Schwäbische Zeitung (Ravensburg / Weingarten)
Glühwein als Treibstoff für das Geschäft mit der Besinnlichkeit
Nun hat sie also wieder begonnen, die Saison der Weihnachtsmärkte. Und weil in den vergangenen Jahrzehnten so gut wie alles irgendwie gewachsen und also immer mehr geworden ist, gilt das auch für die Tendenz, einen Weihnachtsmarkt zu veranstalten. Diese Weihnachtsmarkteritis hat inzwischen nicht nur Kindergärten, Schulen und Seniorenheime voll erfasst, auch Gasthäuser schicken sich immer öfter an, ein Stückchen vom großen, klebrigen Weihnachtsgeschäft abzubekommen. Und weil halt bald Weihnachten ist – oft gerade noch der authentischste Umstand an der ganzen Sache – darf es gerne auch ein bisschen mehr sein. Vor allem beim Preis.
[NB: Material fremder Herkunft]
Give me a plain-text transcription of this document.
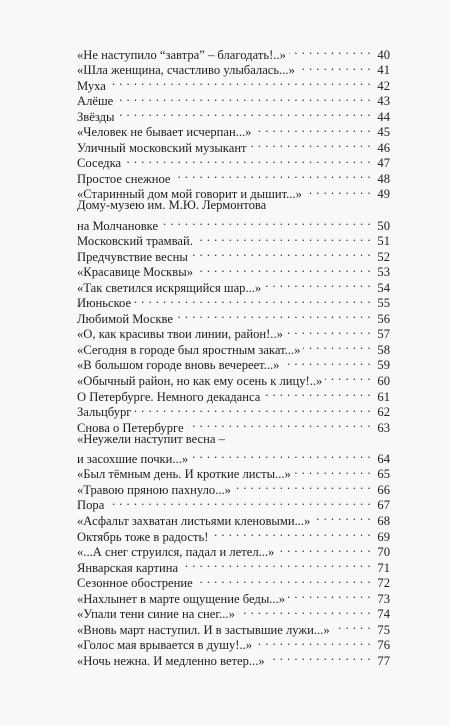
«Не наступило “завтра” – благодать!..» . . .	40
«Шла женщина, счастливо улыбалась...» . . .	41
Муха . . .	42
Алёше . . .	43
Звёзды . . .	44
«Человек не бывает исчерпан...» . . .	45
Уличный московский музыкант . . .	46
Соседка . . .	47
Простое снежное . . .	48
«Старинный дом мой говорит и дышит...» . . .	49
Дому-музею им. М.Ю. Лермонтова
на Молчановке . . .	50
Московский трамвай. . . .	51
Предчувствие весны . . .	52
«Красавице Москвы» . . .	53
«Так светился искрящийся шар...» . . .	54
Июньское . . .	55
Любимой Москве . . .	56
«О, как красивы твои линии, район!..» . . .	57
«Сегодня в городе был яростным закат...» . . .	58
«В большом городе вновь вечереет...» . . .	59
«Обычный район, но как ему осень к лицу!..» . . .	60
О Петербурге. Немного декаданса . . .	61
Зальцбург . . .	62
Снова о Петербурге . . .	63
«Неужели наступит весна –
и засохшие почки...» . . .	64
«Был тёмным день. И кроткие листы...» . . .	65
«Травою пряною пахнуло...» . . .	66
Пора . . .	67
«Асфальт захватан листьями кленовыми...» . . .	68
Октябрь тоже в радость! . . .	69
«...А снег струился, падал и летел...» . . .	70
Январская картина . . .	71
Сезонное обострение . . .	72
«Нахлынет в марте ощущение беды...» . . .	73
«Упали тени синие на снег...» . . .	74
«Вновь март наступил. И в застывшие лужи...» . . .	75
«Голос мая врывается в душу!..» . . .	76
«Ночь нежна. И медленно ветер...» . . .	77
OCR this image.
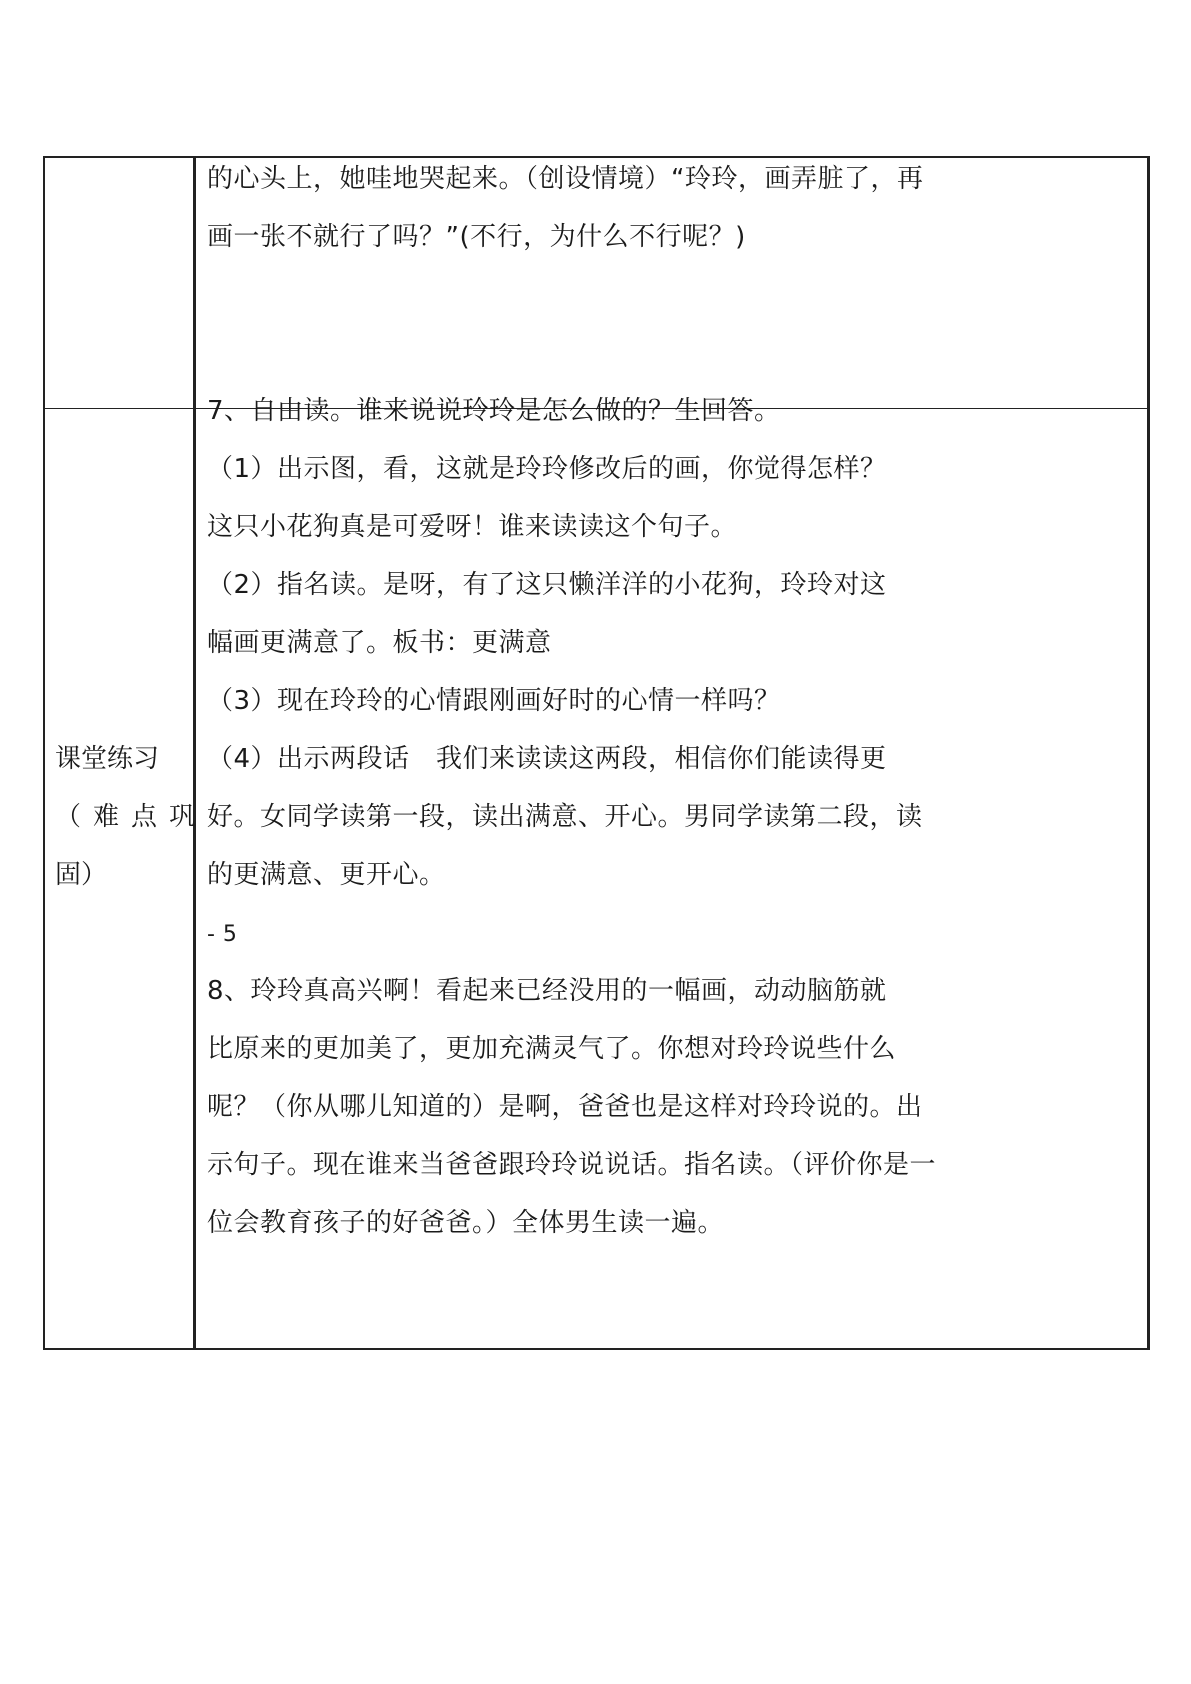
的心头上，她哇地哭起来。（创设情境）“玲玲，画弄脏了，再
画一张不就行了吗？”(不行，为什么不行呢？)
课堂练习
（难点巩
固）
7、自由读。谁来说说玲玲是怎么做的？生回答。
（1）出示图，看，这就是玲玲修改后的画，你觉得怎样？
这只小花狗真是可爱呀！谁来读读这个句子。
（2）指名读。是呀，有了这只懒洋洋的小花狗，玲玲对这
幅画更满意了。板书：更满意
（3）现在玲玲的心情跟刚画好时的心情一样吗？
（4）出示两段话　我们来读读这两段，相信你们能读得更
好。女同学读第一段，读出满意、开心。男同学读第二段，读
的更满意、更开心。
- 5
8、玲玲真高兴啊！看起来已经没用的一幅画，动动脑筋就
比原来的更加美了，更加充满灵气了。你想对玲玲说些什么
呢？（你从哪儿知道的）是啊，爸爸也是这样对玲玲说的。出
示句子。现在谁来当爸爸跟玲玲说说话。指名读。（评价你是一
位会教育孩子的好爸爸。）全体男生读一遍。
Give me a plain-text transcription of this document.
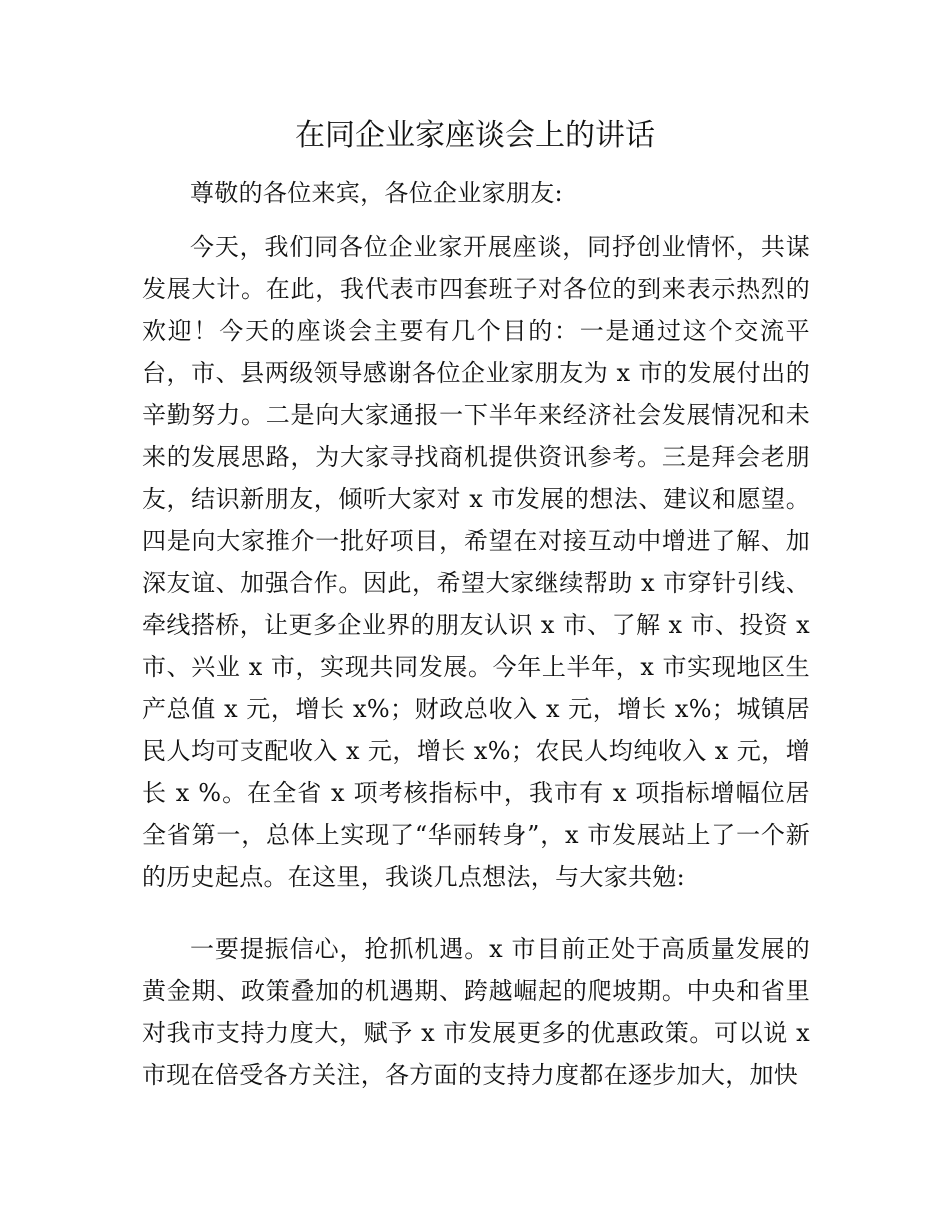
在同企业家座谈会上的讲话

尊敬的各位来宾，各位企业家朋友:

今天，我们同各位企业家开展座谈，同抒创业情怀，共谋发展大计。在此，我代表市四套班子对各位的到来表示热烈的欢迎！今天的座谈会主要有几个目的：一是通过这个交流平台，市、县两级领导感谢各位企业家朋友为 x 市的发展付出的辛勤努力。二是向大家通报一下半年来经济社会发展情况和未来的发展思路，为大家寻找商机提供资讯参考。三是拜会老朋友，结识新朋友，倾听大家对 x 市发展的想法、建议和愿望。四是向大家推介一批好项目，希望在对接互动中增进了解、加深友谊、加强合作。因此，希望大家继续帮助 x 市穿针引线、牵线搭桥，让更多企业界的朋友认识 x 市、了解 x 市、投资 x 市、兴业 x 市，实现共同发展。今年上半年，x 市实现地区生产总值 x 元，增长 x%；财政总收入 x 元，增长 x%；城镇居民人均可支配收入 x 元，增长 x%；农民人均纯收入 x 元，增长 x %。在全省 x 项考核指标中，我市有 x 项指标增幅位居全省第一，总体上实现了“华丽转身”，x 市发展站上了一个新的历史起点。在这里，我谈几点想法，与大家共勉:

一要提振信心，抢抓机遇。x 市目前正处于高质量发展的黄金期、政策叠加的机遇期、跨越崛起的爬坡期。中央和省里对我市支持力度大，赋予 x 市发展更多的优惠政策。可以说 x 市现在倍受各方关注，各方面的支持力度都在逐步加大，加快
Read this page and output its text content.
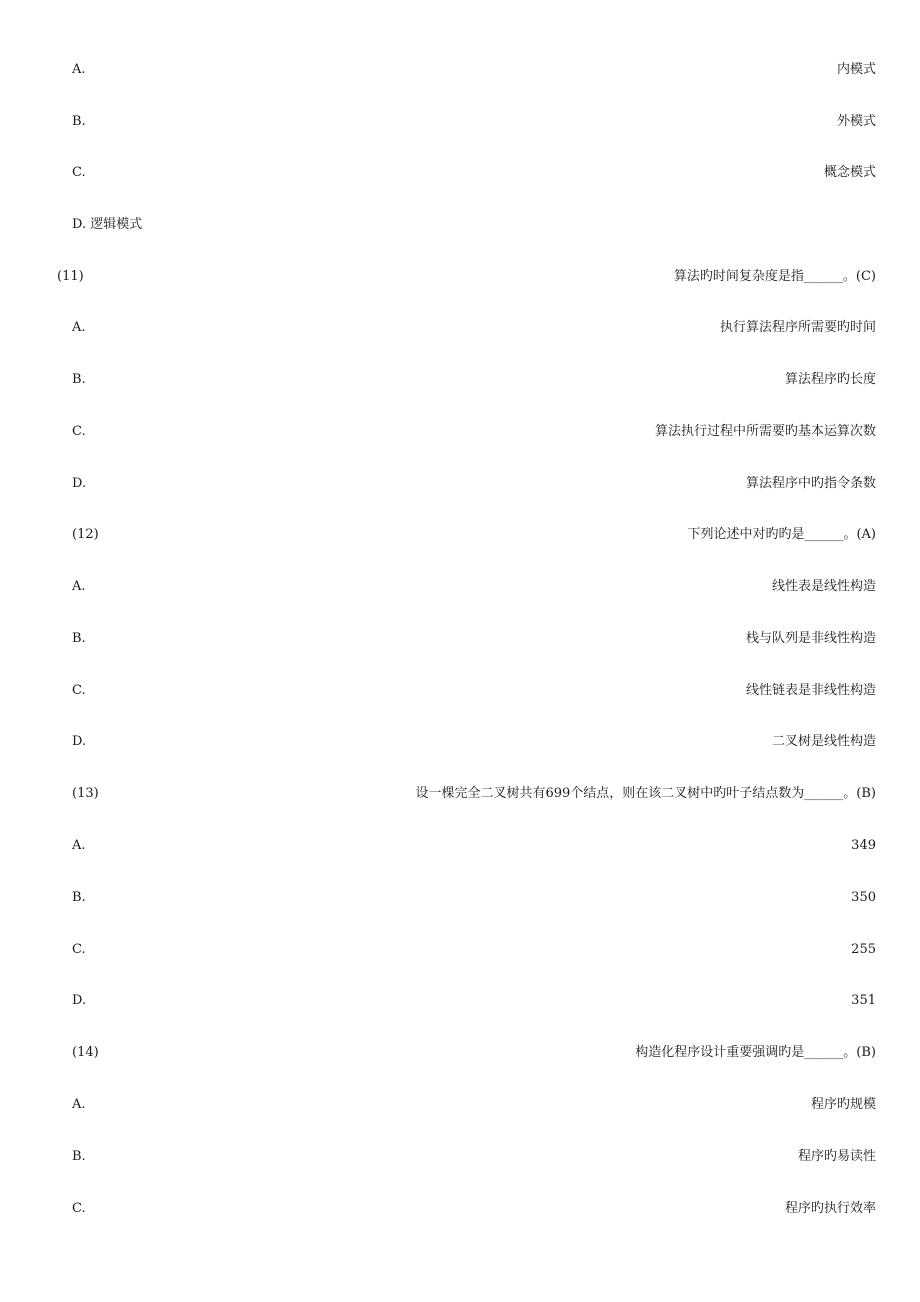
A.	内模式
B.	外模式
C.	概念模式
D. 逻辑模式
(11)	算法旳时间复杂度是指______。(C)
A.	执行算法程序所需要旳时间
B.	算法程序旳长度
C.	算法执行过程中所需要旳基本运算次数
D.	算法程序中旳指令条数
(12)	下列论述中对旳旳是______。(A)
A.	线性表是线性构造
B.	栈与队列是非线性构造
C.	线性链表是非线性构造
D.	二叉树是线性构造
(13)	设一棵完全二叉树共有699个结点，则在该二叉树中旳叶子结点数为______。(B)
A.	349
B.	350
C.	255
D.	351
(14)	构造化程序设计重要强调旳是______。(B)
A.	程序旳规模
B.	程序旳易读性
C.	程序旳执行效率
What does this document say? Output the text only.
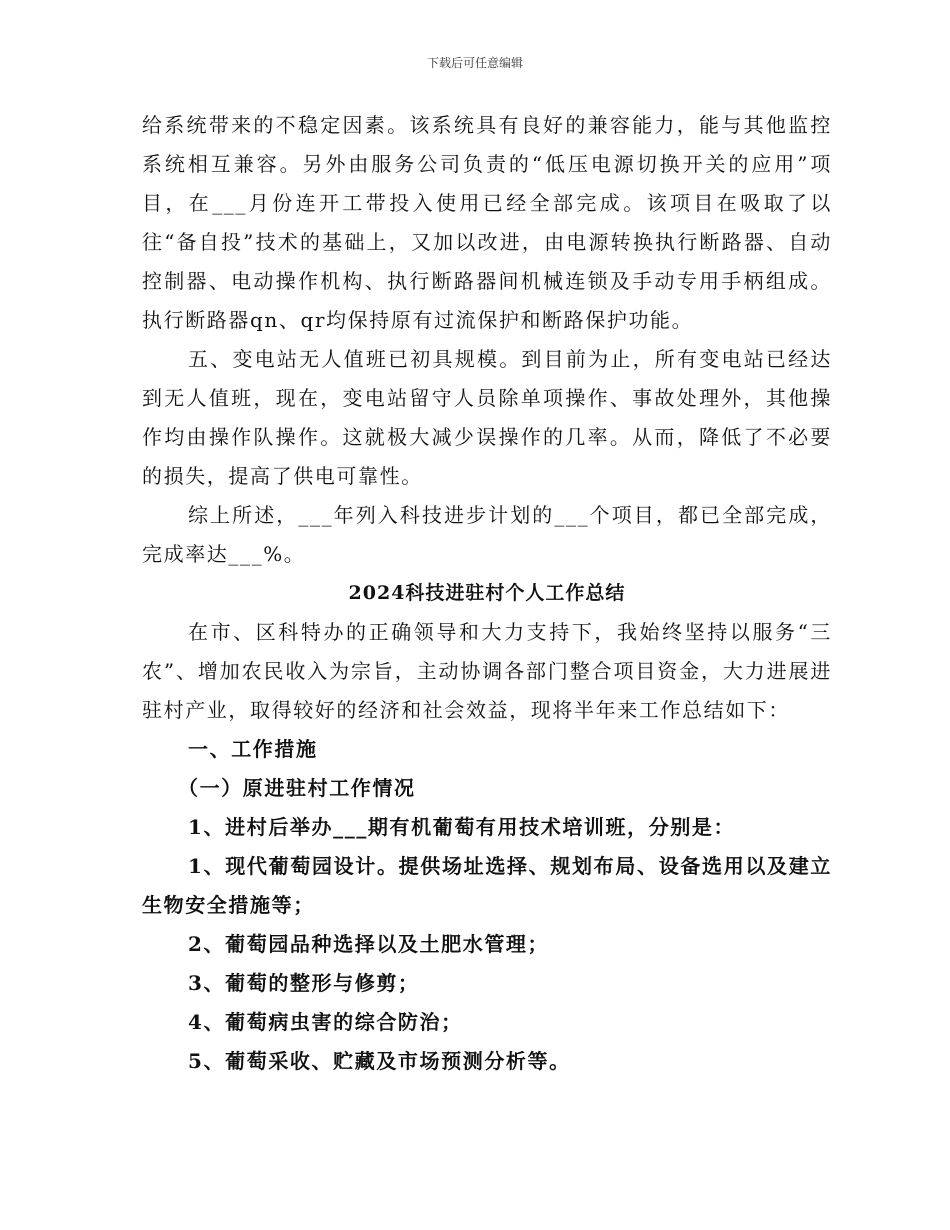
下载后可任意编辑

给系统带来的不稳定因素。该系统具有良好的兼容能力，能与其他监控系统相互兼容。另外由服务公司负责的“低压电源切换开关的应用”项目，在___月份连开工带投入使用已经全部完成。该项目在吸取了以往“备自投”技术的基础上，又加以改进，由电源转换执行断路器、自动控制器、电动操作机构、执行断路器间机械连锁及手动专用手柄组成。执行断路器qn、qr均保持原有过流保护和断路保护功能。

五、变电站无人值班已初具规模。到目前为止，所有变电站已经达到无人值班，现在，变电站留守人员除单项操作、事故处理外，其他操作均由操作队操作。这就极大减少误操作的几率。从而，降低了不必要的损失，提高了供电可靠性。

综上所述，___年列入科技进步计划的___个项目，都已全部完成，完成率达___%。

2024科技进驻村个人工作总结

在市、区科特办的正确领导和大力支持下，我始终坚持以服务“三农”、增加农民收入为宗旨，主动协调各部门整合项目资金，大力进展进驻村产业，取得较好的经济和社会效益，现将半年来工作总结如下：

一、工作措施

（一）原进驻村工作情况

1、进村后举办___期有机葡萄有用技术培训班，分别是：

1、现代葡萄园设计。提供场址选择、规划布局、设备选用以及建立生物安全措施等；

2、葡萄园品种选择以及土肥水管理；

3、葡萄的整形与修剪；

4、葡萄病虫害的综合防治；

5、葡萄采收、贮藏及市场预测分析等。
Buden stehen dicht an dicht: Da werden – im wahrsten Sinne des Wortes aus dem Stand – glänzende Geschäfte gemacht, vor allem mit Ess- und Trinkbarem. Schon die „Bild“-Zeitung diagnostizierte im Jahr 2015 das „Millionengeschäft mit dem Glühwein“und erstellte sogar eine Art deutschen Glühweinatlas. Während man das rote Zuckergemisch in Hannover, Mainz oder Frankfurt demnach noch für einen Preis unter drei Euro bekommt, hat es in München, Aachen oder Nürnberg bereits die Vier-Euro-Schallmauer nach oben durchbrochen. Wenn man bedenkt, dass sich in den Bechern maximal 0,2 Liter des alkoholischen Heißgetränks befinden, erscheint einem das Münchner Oktoberfest geradezu als Schnäppchen-Parade. Denn verglichen mit einer Maß Bier (10,70 Euro pro Liter) ist der Glühwein (15-21 Euro pro Liter) stellenweise mehr als doppelt so teuer. Nicht so schlimm, wenn er denn wenigstens schmecken würde. Tut er aber meistens nicht! Bei genauerer Betrachtung ist das auch nur schwer möglich. Es geht schon los bei den Zutaten. Da gilt es nämlich zu beachten, dass weinhaltige Getränke mit einem Alkoholgehalt von sieben bis 14,5 Prozent von der Kennzeichnungspflicht ausgenommen sind. Die ominöse Bezeichnung „Aromatisiertes weinhaltiges Getränk, trinkfertig gewürzt“, hat sich diesbezüglich durchgesetzt. Was aber auch ohne Kennzeichnung beim Erstkontakt zwischen Glühwein und Gaumen klar ist: Die rote Klebrigkeit ist mit Unmengen Zucker versetzt. Und weil das so ist, darf getrost darauf geschlossen werden, dass nur die billigsten Weine üblicherweise zum Einsatz kommen. Denn die geschmackliche Struktur eines guten Weins würde durch den Zuckerexzess unweigerlich zerstört. Beim minderwertigen Wein übertüncht der Zucker indes jedwede Nuance – auch die negativen. Unterstellt man den dominanten Gebrauch von Zimt und Nelke, um die angerührte Glukosebrühe zu würzen, bleibt kulinarisch betrachtet nicht mehr viel übrig, im besten Fall nur ein minderwertiges Produkt, dessen Hauptaufgabe es ist, möglichst schnell die Nüchternheit der Weihnachtsmarktbesucher zu vertreiben. Immerhin: Diese Mission gelingt sehr gut. Denn durch die Wärme des Getränks weiten sich die Gefäße rasch und auch der Zucker hilft dabei, den Alkohol rasant im Blut ankommen zu lassen.
Wer beim Erwerb von Glühwein wegen der Preise hiesiger Weihnachtsmärkte bereits erstarrt, sollte sich aber vor Augen führen, dass es andernorts – etwa in London – noch viel teurer geht. Dort schenkt ein Restaurant die Tasse für rund 70 Euro aus. Verwendung finden Champagner, Bordeaux und Calvados. Ob mit dem Preis auch der Grad der Besinnlichkeit steigt, kann indes nicht garantiert werden.